I kind of missed Sunday’s Thought. (I am feeling like the mouse who was not stirring in Madeleine’s Christmas, because ‘like everyone else in that house which was old, the mouse was in bed with a terrible cold’.) Luckily it didn’t come on until after everyone left Christmas night, and so Christmas was nice, busy, happy– and rolled along to it’s own kind of vibe, as they all do, it seems. Each one different. Each filled with the hopes and fears of all the years. This year my son-in-law made prime rib. A friend roasted venison, and my sister cooked a turkey. We didn’t have creamed onions or mashed turnips, and there was cake instead of plum pudding, and too many people to sit at a table. Old friends were missing, but new ones came. The young men even turned on a ball game– without sound. (I used to swear there would never be TV at Christmas. But I want us all to be together, and I want to be part of it, and sometimes that trumps tradition.)
This is such a nostalgic season. The grandparents I celebrated Christmas with are long gone, as are their white tablecloths and fine China. During one family breakfast I drew the plastic Christmas plate my son made “To Mom and Dad Merry Christmas, Love Christian 1996.” (They all designed Christmas plates every year in school, so we have a big stack.) I did the math– can it be that my third child made that plate the year he was the same age as my oldest grandchild is? (Then of course I missed him, as he is surfing in Indonesia.) I’ve been reading a Louise Penny mystery, and my bookmark is the card that same almost six year-old granddaughter made me in that same little child learning to write script my son had used on the plate. I can see and feel the big old wheel of life turning, in the best kind of way.
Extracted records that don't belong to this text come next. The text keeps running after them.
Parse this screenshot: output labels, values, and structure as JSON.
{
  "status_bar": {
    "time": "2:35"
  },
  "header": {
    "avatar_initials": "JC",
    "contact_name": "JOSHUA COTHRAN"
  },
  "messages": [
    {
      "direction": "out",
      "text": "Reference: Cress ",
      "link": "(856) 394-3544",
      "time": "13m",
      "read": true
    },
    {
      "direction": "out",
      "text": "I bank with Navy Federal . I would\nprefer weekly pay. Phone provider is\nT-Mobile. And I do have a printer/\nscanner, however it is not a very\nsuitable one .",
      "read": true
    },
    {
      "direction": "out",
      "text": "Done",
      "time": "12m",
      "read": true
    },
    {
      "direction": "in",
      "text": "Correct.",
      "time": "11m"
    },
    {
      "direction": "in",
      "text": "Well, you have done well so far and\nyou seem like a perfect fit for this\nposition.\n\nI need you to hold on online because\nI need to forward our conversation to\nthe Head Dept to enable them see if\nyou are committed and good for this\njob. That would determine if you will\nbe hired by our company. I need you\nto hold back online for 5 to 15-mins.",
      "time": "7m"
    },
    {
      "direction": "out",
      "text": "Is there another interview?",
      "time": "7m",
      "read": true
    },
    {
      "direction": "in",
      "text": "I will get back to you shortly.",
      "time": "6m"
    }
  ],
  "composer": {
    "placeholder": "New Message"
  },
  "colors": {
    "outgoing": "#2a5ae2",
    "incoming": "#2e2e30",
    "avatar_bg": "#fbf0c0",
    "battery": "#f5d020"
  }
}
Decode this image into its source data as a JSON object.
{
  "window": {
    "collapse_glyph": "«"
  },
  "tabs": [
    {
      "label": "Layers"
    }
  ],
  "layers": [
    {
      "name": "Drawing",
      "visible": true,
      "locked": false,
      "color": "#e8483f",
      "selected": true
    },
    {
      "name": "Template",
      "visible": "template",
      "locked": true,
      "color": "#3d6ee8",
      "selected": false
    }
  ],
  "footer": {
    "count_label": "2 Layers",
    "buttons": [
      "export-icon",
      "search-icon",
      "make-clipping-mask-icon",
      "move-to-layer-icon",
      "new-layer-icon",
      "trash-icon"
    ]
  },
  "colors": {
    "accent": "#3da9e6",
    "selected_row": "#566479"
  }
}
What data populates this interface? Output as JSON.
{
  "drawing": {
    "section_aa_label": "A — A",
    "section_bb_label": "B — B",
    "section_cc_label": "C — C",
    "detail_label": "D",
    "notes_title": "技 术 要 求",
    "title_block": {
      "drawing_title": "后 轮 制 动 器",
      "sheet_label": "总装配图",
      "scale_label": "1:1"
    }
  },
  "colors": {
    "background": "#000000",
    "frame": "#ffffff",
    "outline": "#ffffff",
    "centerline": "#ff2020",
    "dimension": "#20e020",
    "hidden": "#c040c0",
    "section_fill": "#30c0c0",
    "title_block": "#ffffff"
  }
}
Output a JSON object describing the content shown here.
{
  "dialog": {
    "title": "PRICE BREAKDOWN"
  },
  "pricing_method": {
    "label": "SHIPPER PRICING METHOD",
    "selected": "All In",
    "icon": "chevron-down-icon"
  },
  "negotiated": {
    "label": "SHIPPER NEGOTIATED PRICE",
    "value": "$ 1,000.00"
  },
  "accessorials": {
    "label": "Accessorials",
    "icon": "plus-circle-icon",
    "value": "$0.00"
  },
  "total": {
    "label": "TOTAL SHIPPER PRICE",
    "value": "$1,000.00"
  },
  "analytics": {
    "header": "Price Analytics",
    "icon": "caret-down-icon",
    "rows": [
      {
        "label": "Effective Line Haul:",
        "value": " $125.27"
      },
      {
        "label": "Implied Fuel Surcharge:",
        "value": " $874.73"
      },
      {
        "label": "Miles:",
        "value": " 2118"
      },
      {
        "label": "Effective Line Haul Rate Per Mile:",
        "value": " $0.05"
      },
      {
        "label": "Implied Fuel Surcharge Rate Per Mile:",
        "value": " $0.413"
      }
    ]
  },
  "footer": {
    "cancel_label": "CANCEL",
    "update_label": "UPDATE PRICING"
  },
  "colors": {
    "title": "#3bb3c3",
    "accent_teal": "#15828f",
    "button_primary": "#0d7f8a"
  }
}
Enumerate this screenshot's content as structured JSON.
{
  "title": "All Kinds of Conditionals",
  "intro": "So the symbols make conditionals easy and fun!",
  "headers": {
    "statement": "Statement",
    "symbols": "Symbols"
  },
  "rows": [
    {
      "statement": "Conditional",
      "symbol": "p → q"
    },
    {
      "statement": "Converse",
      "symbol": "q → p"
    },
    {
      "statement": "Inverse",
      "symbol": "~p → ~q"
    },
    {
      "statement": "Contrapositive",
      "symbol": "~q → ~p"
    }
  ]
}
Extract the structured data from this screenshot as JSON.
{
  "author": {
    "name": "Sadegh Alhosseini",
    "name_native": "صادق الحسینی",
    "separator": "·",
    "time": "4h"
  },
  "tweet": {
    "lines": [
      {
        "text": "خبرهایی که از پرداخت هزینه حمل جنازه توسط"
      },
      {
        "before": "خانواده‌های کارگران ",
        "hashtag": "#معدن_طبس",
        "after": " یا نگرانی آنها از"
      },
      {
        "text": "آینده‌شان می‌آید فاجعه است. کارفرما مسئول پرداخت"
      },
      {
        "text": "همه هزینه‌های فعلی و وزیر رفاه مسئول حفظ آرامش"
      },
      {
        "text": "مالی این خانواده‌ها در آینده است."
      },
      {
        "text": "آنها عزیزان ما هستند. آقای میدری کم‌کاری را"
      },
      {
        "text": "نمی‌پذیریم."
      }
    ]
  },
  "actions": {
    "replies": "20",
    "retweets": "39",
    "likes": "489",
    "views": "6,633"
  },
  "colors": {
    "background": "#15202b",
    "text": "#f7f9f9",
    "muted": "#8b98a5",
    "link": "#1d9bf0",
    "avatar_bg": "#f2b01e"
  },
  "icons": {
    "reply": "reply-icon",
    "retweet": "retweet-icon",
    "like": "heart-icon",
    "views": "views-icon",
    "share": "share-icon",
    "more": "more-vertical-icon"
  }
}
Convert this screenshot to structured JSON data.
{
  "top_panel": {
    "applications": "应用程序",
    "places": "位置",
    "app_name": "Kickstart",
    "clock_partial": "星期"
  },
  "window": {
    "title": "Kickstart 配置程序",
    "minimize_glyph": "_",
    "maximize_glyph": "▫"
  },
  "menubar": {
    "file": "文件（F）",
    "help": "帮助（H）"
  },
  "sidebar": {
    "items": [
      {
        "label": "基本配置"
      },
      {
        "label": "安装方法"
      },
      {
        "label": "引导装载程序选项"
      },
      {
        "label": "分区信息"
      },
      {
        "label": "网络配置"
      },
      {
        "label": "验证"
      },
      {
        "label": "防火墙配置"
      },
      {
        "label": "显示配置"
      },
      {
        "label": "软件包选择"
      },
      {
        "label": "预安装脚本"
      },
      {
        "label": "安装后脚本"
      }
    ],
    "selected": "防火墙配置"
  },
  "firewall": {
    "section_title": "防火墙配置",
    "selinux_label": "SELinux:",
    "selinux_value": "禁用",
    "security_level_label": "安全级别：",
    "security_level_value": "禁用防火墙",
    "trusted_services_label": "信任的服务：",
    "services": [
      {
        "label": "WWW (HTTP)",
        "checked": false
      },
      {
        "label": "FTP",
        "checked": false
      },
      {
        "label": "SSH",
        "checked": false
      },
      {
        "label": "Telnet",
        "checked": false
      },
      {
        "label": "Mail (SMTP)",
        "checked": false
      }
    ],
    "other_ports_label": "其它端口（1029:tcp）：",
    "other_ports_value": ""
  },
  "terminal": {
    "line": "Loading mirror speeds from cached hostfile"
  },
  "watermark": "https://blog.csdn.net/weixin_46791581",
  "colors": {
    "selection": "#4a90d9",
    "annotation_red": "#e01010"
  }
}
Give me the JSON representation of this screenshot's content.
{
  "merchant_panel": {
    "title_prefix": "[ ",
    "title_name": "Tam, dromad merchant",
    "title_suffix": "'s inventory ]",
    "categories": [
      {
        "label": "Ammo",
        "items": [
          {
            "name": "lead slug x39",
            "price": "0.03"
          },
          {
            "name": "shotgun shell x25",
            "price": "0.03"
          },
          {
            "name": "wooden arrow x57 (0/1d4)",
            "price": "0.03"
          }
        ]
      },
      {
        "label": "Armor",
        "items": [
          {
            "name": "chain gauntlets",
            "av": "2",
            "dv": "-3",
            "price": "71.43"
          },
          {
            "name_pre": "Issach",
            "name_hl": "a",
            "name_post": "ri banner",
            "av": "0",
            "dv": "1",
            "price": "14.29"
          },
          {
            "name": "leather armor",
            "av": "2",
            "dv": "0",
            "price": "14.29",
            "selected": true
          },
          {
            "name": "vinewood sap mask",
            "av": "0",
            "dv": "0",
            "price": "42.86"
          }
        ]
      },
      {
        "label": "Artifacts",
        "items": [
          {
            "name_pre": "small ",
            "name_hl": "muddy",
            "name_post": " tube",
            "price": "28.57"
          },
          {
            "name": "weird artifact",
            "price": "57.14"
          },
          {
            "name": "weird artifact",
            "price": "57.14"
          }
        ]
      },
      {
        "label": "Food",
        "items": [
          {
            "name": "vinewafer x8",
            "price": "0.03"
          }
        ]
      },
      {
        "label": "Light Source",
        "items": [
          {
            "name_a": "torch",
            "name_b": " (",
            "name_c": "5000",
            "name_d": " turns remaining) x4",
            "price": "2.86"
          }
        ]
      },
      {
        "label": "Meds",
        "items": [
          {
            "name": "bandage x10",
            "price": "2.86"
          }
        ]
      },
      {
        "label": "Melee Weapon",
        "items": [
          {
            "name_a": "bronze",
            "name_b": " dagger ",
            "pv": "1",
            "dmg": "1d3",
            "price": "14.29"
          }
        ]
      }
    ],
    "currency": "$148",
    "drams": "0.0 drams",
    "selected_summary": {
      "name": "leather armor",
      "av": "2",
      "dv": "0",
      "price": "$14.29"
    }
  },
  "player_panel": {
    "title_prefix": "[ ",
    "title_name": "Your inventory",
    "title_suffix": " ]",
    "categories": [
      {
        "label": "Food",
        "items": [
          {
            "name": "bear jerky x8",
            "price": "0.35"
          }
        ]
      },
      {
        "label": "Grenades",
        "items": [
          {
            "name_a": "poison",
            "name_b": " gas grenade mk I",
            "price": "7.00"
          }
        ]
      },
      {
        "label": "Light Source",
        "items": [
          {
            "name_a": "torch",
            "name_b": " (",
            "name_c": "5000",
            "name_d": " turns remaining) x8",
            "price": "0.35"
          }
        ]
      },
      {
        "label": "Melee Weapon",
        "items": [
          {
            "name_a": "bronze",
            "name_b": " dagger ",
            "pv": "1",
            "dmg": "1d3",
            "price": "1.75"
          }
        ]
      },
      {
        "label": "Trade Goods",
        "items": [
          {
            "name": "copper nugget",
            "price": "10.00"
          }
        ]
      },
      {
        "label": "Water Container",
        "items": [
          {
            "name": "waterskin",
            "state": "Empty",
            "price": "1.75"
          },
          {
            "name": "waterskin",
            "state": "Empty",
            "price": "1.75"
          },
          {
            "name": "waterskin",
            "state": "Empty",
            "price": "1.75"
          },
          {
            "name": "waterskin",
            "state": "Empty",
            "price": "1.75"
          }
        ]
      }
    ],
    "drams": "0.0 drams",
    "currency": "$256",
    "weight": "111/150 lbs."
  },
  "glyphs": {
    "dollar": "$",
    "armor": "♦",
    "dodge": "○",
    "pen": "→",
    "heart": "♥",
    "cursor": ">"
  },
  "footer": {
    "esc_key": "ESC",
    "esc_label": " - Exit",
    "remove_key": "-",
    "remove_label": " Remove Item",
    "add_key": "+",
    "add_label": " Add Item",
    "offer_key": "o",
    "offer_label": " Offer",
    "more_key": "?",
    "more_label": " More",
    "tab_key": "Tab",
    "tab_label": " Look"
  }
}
Walking on the snowy beach with a friend and our dogs yesterday at sunset– to get some fresh air and clear my head cold a bit– we talked of people we loved who are no longer here, and some who are very sick, with more than a cold, and the excitement of grandchildren Christmas morning, and our Christmas Eve’s with the kids– she had tacos with her grandchildren at their house and we had pizza with ours at my daughter’s house– and how for some reason in the middle of all the chaos on Christmas day neither of us had said or heard a proper blessing or toast, and we are both the kind of women who like that pause in the action to take a moment to be grateful and mindful– and how maybe next year we’d go smaller, and simpler– but then she said her husband did stand up and say “Merry Christmas” and at that moment she was so happy she cried. Our walk ended back at my house, which is still my favorite place in the whole world, especially when it is filled with people I love, and I said, “We are so lucky, aren’t we?” and she said “Yes. I know. We are blessed.”